16:07Vala dos hipócritas

por J.D. Oliveira 

A par os seus acertos, já não são poucos os que acham que a Lava Jato produziu (e continua produzindo!) uma inquisição de fazer inveja à implacável escola espanhola, que tanta fogueira e tantos condenados enfileirou que nem se pode contar. E como toda inquisição tem um mentor, esse papel ninguém jamais poderá negar ao ex-juiz Sergio Moro, goste-se ou não dele. As revelações sobre o “modus operandi” de juiz e procuradores destruíram a imagem inocente que se fazia de “desinteressados” e “independentes”, que buscavam apenas a aplicação da justiça.

Pergunta-se, apenas para clarear o raciocínio: os fins justificam os meios? A resposta, em democracias, é uma só. Menos para quem mergulhou fundo nas águas turvas da bisbilhotagem alheia, sem limites nem escrúpulos.

Também é preciso lembrar que o lance mais espetacular, que chamou a atenção geral foi um PowerPoint. A rigor, tudo nasceu ali. O messianismo do procurador Deltan Dallagnol virou meme, chocou alguns, mas foi servido com farinha para uma imprensa ávida por dar nomes aos bois. Ninguém se preocupou em “checar os fatos”, ouvir o outro lado, apurar a pauta, questionar afirmações. Deu-se tudo por verdade e as manchetes trombetearam o que o PowerPoint apresentou.

Nem aí Dallagnol foi original. O primeiro PowerPoint de que se tem notícia foi produzido pelo genial (este, sim!) Dante Alighieri, entre os anos de 1307 e 1320, o tempo que levou para escrever A Divina Comédia, depois de ter sido, entre outras coisas, governador de Florença por apenas 60 dias, em 1300. Perseguido, processado e condenado sem motivo e sem provas, Dante preferiu o exílio em Ravena – o que, se sepultou a sua carreira política, fez um bem danado à literatura mundial.

Pois vem exatamente de A Divina Comédia o primeiro PowerPoint da história, setecentos anos antes do Vale do Silício produzir a sua ferramenta cibernética. E é inevitável visitar o “esquema” de Dante para o livro mais destacado da Comédia, o Inferno. De cara, chama a atenção o nível onde estão os que cometeram o pecado da Fraude Simples. Mais precisamente, o Círculo VIII, Vala 6, Canto XXIII, que trata dos Hipócritas.

Os penitentes desfilam aqui com pesadas capas de chumbo, qual togas, douradas por fora, mas ainda assim capazes de argumentar com o visitante Dante e seu mestre, Virgílio. A referência à fábula da rã e do rato, de Esopo, é oportuna. No original, a rã induz o rato a se deixar amarrar ao seu corpo para juntos atravessarem uma lagoa. Feito isso, a rã mergulha e o rato, sem conseguir respirar, debate-se desesperadamente.
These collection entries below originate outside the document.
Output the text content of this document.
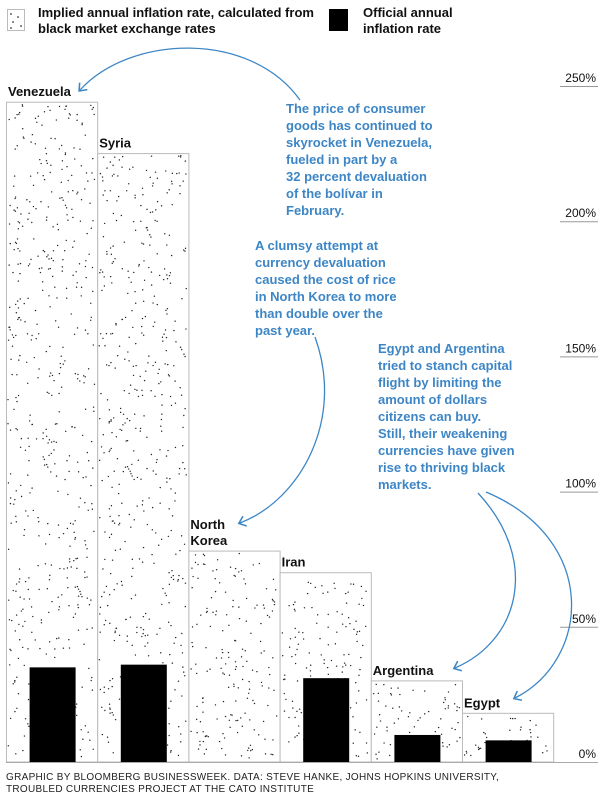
Implied annual inflation rate, calculated from
black market exchange rates
Official annual
inflation rate
Venezuela
Syria
North Korea
Iran
Argentina
Egypt
0%
50%
100%
150%
200%
250%
The price of consumer
goods has continued to
skyrocket in Venezuela,
fueled in part by a
32 percent devaluation
of the bolívar in
February.
A clumsy attempt at
currency devaluation
caused the cost of rice
in North Korea to more
than double over the
past year.
Egypt and Argentina
tried to stanch capital
flight by limiting the
amount of dollars
citizens can buy.
Still, their weakening
currencies have given
rise to thriving black
markets.
GRAPHIC BY BLOOMBERG BUSINESSWEEK. DATA: STEVE HANKE, JOHNS HOPKINS UNIVERSITY,
TROUBLED CURRENCIES PROJECT AT THE CATO INSTITUTE
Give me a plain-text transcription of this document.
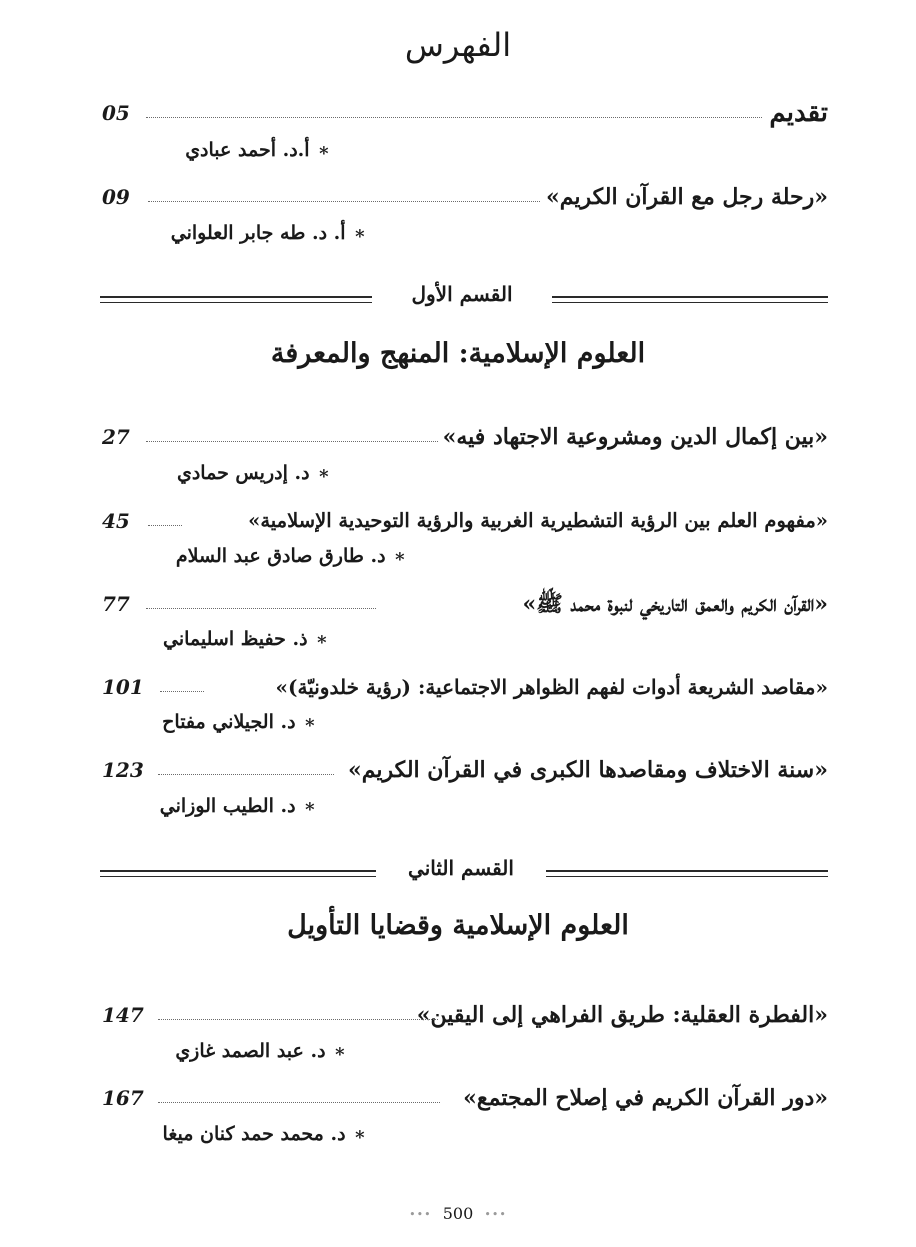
الفهرس
تقديم
05
∗أ.د. أحمد عبادي
«رحلة رجل مع القرآن الكريم»
09
∗أ. د. طه جابر العلواني
القسم الأول
العلوم الإسلامية: المنهج والمعرفة
«بين إكمال الدين ومشروعية الاجتهاد فيه»
27
∗د. إدريس حمادي
«مفهوم العلم بين الرؤية التشطيرية الغربية والرؤية التوحيدية الإسلامية»
45
∗د. طارق صادق عبد السلام
«القرآن الكريم والعمق التاريخي لنبوة محمد ﷺ»
77
∗ذ. حفيظ اسليماني
«مقاصد الشريعة أدوات لفهم الظواهر الاجتماعية: (رؤية خلدونيّة)»
101
∗د. الجيلاني مفتاح
«سنة الاختلاف ومقاصدها الكبرى في القرآن الكريم»
123
∗د. الطيب الوزاني
القسم الثاني
العلوم الإسلامية وقضايا التأويل
«الفطرة العقلية: طريق الفراهي إلى اليقين»
147
∗د. عبد الصمد غازي
«دور القرآن الكريم في إصلاح المجتمع»
167
∗د. محمد حمد كنان ميغا
••• 500 •••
Um falcão, atraído pelo agito da água, intercepta e abocanha os dois. Mas é apenas uma fábula, que não tem nada a ver com a Lava Jato. Ou tem?

O penitente mais famoso da Vala dos Hipócritas é Caifás, o sumo-sacerdote que induziu os fariseus a condenar Jesus Cristo. Não, não estou dizendo que Lula é Cristo. Longe disso. A referência demonstra somente que Caifás pena por ter acusado sem provas. Nessa mesma época, reinava em Roma o imperador Federigo II, que condenava criminosos (incluídos os adversários políticos) a vestir capas de chumbo, expondo-os em seguida à fogueira, até a morte.

O frade Catalan, outro penitente dos Hipócritas, descreve Caifás: “Quel confitto che tu miri, consigliò i Farisei che convenia porre un uom per lo popolo a’ martiri” — O trespassado (Caifás), a quem estás atento, aos fariseus ditou ser-lhes azado pôr, pelo povo, um homem (Jesus Cristo) ao tormento.

A pena de Caifás é agravada. Além da capa de chumbo, ele está sempre estatelado no chão, tendo que suportar o peso de todos os que passam pela vala, sejam visitantes ou penitentes.

No tempo corrente, algumas culpas já foram atribuídas, mas outras ainda estão em apuração. Mesmo que não se reconheça a “autenticidade” de certas conversas, certamente as motivações podem ficar mais claras. Para o bem e para o mal.